The analysis shows that the attacker is particularly interested in ports 20, 21, 25, 110, and 144, which are for FTP-data, FTP, SMTP, POP3, and IMAP traffic. An unusual interest is in traffic from SNMP (Simple Network Management Protocol) ports 161 and 162, which researchers cannot explain at the moment. The largest number of compromised devices, 1,628, is in Russia, followed by Iran (637), Brazil (615), India (594) and Ukraine (544). The researchers say that security outfits in the affected countries can contact them at netlab[at]360.cn for a full list of IPs.

3 of 31 comments (clear)

  1. Re:Lol by viperidaenz · · Score: 3, Informative

    For someone in the security community to not know the significance of sniffing SNMP traffic is quite sad.
    Having the community strings would give an attacker the ability to map out every device on the entire network.
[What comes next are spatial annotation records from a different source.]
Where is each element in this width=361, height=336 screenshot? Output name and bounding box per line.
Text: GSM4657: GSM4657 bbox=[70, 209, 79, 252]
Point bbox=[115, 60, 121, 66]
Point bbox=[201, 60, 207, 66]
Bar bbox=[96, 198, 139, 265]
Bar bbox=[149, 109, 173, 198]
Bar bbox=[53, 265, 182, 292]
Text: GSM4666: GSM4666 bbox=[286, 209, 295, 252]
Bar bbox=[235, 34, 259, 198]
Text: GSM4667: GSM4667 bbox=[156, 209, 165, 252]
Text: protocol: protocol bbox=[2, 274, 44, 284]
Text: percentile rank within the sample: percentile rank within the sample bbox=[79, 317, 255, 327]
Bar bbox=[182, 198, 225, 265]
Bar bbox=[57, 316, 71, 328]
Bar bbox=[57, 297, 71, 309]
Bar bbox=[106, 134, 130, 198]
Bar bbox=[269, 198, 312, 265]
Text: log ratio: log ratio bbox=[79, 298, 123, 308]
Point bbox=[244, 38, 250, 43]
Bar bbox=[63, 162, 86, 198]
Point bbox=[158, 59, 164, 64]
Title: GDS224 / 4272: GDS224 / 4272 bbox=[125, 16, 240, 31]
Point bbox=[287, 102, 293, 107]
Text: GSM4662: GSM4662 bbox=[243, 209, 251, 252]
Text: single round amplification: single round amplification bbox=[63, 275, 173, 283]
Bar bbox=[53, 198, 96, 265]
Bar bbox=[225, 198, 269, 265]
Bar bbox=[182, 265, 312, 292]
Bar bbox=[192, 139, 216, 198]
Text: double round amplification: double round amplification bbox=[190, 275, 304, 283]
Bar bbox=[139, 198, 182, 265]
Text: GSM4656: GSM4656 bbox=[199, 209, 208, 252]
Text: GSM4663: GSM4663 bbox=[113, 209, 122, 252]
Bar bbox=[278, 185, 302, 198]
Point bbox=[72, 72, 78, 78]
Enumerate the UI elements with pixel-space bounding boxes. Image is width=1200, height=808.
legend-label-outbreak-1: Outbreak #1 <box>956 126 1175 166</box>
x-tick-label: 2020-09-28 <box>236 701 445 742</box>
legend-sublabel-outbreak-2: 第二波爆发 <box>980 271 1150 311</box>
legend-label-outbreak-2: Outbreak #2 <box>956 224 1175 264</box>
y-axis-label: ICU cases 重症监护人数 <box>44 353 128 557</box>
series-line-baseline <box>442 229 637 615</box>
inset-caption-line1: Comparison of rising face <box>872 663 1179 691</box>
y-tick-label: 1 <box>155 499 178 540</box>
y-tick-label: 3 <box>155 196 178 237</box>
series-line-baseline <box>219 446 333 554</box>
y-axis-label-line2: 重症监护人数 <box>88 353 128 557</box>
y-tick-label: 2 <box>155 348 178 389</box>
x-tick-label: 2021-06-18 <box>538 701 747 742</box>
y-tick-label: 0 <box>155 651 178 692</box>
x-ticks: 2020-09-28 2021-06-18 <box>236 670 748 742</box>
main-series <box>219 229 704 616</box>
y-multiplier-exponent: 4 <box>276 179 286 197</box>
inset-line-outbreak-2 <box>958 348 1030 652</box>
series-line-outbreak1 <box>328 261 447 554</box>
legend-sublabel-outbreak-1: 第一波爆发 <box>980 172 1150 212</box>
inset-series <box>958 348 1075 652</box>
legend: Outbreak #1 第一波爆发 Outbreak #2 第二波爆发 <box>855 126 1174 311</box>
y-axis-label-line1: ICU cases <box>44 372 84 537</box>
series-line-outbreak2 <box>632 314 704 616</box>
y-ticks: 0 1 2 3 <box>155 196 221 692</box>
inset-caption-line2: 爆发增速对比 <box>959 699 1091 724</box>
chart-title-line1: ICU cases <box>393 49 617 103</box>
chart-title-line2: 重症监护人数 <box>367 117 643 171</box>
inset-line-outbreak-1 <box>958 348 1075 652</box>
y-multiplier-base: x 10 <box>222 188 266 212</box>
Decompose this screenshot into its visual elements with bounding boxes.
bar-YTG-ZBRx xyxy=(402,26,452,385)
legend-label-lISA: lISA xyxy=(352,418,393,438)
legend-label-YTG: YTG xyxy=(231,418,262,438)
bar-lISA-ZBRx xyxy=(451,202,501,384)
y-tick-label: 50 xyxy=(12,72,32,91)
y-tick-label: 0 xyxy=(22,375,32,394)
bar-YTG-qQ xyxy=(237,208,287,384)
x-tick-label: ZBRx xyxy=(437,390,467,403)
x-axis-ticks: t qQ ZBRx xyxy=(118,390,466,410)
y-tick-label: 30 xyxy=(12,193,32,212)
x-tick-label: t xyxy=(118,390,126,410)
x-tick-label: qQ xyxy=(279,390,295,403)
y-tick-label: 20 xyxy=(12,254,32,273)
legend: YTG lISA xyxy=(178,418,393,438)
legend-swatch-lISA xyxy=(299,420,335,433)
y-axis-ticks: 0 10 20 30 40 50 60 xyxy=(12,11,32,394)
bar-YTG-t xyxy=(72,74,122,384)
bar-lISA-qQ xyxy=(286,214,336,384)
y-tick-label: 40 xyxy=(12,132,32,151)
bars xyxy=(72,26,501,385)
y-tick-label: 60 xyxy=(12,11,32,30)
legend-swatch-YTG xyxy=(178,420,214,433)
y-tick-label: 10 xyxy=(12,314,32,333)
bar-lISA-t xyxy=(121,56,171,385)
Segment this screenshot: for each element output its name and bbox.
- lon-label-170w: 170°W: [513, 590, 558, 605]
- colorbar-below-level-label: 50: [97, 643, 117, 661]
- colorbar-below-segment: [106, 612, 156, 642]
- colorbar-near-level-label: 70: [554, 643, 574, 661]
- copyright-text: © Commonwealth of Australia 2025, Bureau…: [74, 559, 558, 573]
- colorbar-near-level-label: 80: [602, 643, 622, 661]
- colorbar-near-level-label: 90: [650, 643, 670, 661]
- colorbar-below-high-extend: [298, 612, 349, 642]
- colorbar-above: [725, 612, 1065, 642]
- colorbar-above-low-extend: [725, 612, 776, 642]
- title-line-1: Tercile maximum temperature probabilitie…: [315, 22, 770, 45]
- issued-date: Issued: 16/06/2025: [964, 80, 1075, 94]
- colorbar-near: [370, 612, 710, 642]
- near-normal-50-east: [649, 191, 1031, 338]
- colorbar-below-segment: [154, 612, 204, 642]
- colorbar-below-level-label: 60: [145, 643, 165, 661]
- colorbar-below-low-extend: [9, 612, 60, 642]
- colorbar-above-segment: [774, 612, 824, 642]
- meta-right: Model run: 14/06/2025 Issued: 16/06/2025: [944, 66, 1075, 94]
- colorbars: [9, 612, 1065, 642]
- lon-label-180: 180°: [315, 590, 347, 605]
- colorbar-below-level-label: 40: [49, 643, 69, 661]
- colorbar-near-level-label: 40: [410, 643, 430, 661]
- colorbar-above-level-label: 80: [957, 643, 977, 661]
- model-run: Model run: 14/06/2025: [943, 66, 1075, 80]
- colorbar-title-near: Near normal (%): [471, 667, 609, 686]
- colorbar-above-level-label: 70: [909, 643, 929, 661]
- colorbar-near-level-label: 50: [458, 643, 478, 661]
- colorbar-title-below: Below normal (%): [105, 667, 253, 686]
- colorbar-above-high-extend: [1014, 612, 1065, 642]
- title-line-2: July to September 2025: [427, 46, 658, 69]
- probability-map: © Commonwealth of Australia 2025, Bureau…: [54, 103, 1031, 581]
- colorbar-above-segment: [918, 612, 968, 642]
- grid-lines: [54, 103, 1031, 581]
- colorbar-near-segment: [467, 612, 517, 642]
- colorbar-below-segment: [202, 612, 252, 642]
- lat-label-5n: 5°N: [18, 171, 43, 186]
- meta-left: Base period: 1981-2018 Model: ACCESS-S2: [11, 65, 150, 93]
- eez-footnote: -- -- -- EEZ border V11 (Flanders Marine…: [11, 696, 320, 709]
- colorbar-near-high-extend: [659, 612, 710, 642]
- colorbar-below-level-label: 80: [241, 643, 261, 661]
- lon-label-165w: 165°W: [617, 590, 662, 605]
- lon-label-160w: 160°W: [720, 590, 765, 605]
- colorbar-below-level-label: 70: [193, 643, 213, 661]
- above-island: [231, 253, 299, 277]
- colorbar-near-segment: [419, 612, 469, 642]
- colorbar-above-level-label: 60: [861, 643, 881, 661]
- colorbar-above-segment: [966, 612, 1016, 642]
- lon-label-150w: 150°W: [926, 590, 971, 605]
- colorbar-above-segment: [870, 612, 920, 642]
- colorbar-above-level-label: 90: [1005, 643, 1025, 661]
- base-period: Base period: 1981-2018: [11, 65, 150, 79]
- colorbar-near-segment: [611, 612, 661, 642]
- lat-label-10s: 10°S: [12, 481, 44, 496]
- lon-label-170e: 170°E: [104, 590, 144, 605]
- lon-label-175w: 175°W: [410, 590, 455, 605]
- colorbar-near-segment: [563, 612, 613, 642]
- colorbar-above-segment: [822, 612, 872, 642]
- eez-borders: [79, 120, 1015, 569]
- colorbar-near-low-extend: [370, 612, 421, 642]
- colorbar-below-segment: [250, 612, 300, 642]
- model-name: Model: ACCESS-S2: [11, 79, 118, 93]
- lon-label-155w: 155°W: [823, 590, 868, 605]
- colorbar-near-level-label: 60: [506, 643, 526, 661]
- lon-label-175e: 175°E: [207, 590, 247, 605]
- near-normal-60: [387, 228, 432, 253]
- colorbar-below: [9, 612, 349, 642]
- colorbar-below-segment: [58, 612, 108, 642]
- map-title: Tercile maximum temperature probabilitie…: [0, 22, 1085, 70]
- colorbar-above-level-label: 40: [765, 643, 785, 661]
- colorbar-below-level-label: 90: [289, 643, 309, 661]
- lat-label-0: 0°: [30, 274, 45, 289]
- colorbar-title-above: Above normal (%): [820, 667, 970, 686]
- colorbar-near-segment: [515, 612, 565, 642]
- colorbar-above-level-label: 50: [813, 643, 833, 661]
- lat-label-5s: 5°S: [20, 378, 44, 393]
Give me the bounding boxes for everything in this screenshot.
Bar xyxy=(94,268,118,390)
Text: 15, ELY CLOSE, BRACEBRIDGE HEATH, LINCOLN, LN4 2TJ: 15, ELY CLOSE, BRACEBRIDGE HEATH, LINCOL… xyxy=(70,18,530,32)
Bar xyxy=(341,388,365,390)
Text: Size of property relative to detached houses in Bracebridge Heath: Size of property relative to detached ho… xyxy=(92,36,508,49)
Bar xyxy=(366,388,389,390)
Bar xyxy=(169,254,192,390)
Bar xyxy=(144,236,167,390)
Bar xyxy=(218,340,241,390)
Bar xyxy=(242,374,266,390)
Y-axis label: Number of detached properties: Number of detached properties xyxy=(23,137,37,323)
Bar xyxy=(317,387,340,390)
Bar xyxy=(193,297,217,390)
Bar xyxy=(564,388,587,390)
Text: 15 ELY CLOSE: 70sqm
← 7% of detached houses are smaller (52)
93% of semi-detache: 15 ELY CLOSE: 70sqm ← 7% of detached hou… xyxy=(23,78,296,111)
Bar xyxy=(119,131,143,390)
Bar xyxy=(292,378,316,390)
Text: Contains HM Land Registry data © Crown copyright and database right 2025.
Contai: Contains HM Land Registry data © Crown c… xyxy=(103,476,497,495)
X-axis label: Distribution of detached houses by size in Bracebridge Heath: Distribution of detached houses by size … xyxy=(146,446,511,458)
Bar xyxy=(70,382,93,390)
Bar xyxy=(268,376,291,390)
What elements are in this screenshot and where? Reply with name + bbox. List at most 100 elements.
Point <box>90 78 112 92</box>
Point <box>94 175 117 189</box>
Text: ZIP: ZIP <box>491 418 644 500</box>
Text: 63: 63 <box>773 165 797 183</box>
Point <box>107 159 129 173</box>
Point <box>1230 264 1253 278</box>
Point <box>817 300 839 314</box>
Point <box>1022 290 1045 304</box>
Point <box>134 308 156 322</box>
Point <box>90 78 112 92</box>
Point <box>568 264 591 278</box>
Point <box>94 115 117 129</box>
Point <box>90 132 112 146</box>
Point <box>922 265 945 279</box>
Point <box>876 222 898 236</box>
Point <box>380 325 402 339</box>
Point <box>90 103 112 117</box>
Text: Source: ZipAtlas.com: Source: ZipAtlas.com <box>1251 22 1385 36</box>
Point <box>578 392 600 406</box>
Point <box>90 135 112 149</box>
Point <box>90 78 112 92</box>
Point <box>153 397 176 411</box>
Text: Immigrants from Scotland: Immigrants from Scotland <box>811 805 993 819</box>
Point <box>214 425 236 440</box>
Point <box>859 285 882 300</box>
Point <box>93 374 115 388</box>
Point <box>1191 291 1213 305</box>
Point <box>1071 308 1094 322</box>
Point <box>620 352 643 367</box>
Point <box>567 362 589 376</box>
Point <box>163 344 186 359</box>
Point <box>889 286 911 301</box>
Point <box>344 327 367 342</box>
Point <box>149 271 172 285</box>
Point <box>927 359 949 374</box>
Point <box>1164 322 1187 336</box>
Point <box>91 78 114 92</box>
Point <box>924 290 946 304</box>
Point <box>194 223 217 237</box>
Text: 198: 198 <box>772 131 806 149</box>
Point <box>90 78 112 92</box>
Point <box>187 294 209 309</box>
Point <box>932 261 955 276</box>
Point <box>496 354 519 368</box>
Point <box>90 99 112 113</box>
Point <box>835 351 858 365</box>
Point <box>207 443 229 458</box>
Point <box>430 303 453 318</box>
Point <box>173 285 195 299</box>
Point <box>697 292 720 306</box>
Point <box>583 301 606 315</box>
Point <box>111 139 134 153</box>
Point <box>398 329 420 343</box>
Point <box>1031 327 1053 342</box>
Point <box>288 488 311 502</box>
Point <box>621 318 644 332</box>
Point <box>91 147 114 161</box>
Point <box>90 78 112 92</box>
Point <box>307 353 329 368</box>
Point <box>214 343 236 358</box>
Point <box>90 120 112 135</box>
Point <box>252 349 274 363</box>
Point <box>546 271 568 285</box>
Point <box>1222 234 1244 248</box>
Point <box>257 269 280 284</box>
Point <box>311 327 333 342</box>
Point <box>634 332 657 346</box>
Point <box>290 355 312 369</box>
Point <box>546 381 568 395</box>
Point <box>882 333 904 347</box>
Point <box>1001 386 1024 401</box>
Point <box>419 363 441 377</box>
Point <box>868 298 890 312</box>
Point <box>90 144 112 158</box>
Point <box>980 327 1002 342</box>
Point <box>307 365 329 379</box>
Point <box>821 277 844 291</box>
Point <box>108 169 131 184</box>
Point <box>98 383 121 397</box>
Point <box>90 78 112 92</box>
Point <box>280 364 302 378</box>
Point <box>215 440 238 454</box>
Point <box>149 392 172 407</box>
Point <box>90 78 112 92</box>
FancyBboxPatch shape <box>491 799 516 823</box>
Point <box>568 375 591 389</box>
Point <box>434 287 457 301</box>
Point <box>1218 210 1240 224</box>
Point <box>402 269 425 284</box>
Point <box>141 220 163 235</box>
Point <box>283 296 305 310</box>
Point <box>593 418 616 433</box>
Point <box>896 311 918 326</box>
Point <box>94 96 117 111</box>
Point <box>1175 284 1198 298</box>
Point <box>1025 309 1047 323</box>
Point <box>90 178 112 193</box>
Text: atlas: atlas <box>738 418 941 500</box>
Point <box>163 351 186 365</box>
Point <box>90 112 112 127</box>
In some cases the right community strings would give them access to change the configuration of the routers, firewalls and switches on the network. SNMP v1 and v2 are not secure.

  2. Re: This is why you do not use routers by Anonymous Coward · · Score: 2, Informative

    Install Openwrt firmware instead

    Check if your router is compatible with openwrt first

    Openwrt.org

  3. Patched in April by pradeepsekar · · Score: 4, Informative

    Patches were released by Mikrotik in April. The upgrades are easy - just a few mouse clicks. Configuring automatic upgrades is also easy. Out of the box, the routers come with a secure WAN configuration.

    Given this scenario, if users do not upgrade their router for a significant period of time, and/or configure the routers in a insecure manner, I would not apportion much blame on the supplier.

    All routers have had vulnerabilities. The question is how quickly the manufacturer fixes them, if the vulnerabilities were a result of malice or incompetence, is what I would use to judge the manufacturers. And Mikrotik would get one of the top ranks on these parameters. The article does not bring out these details.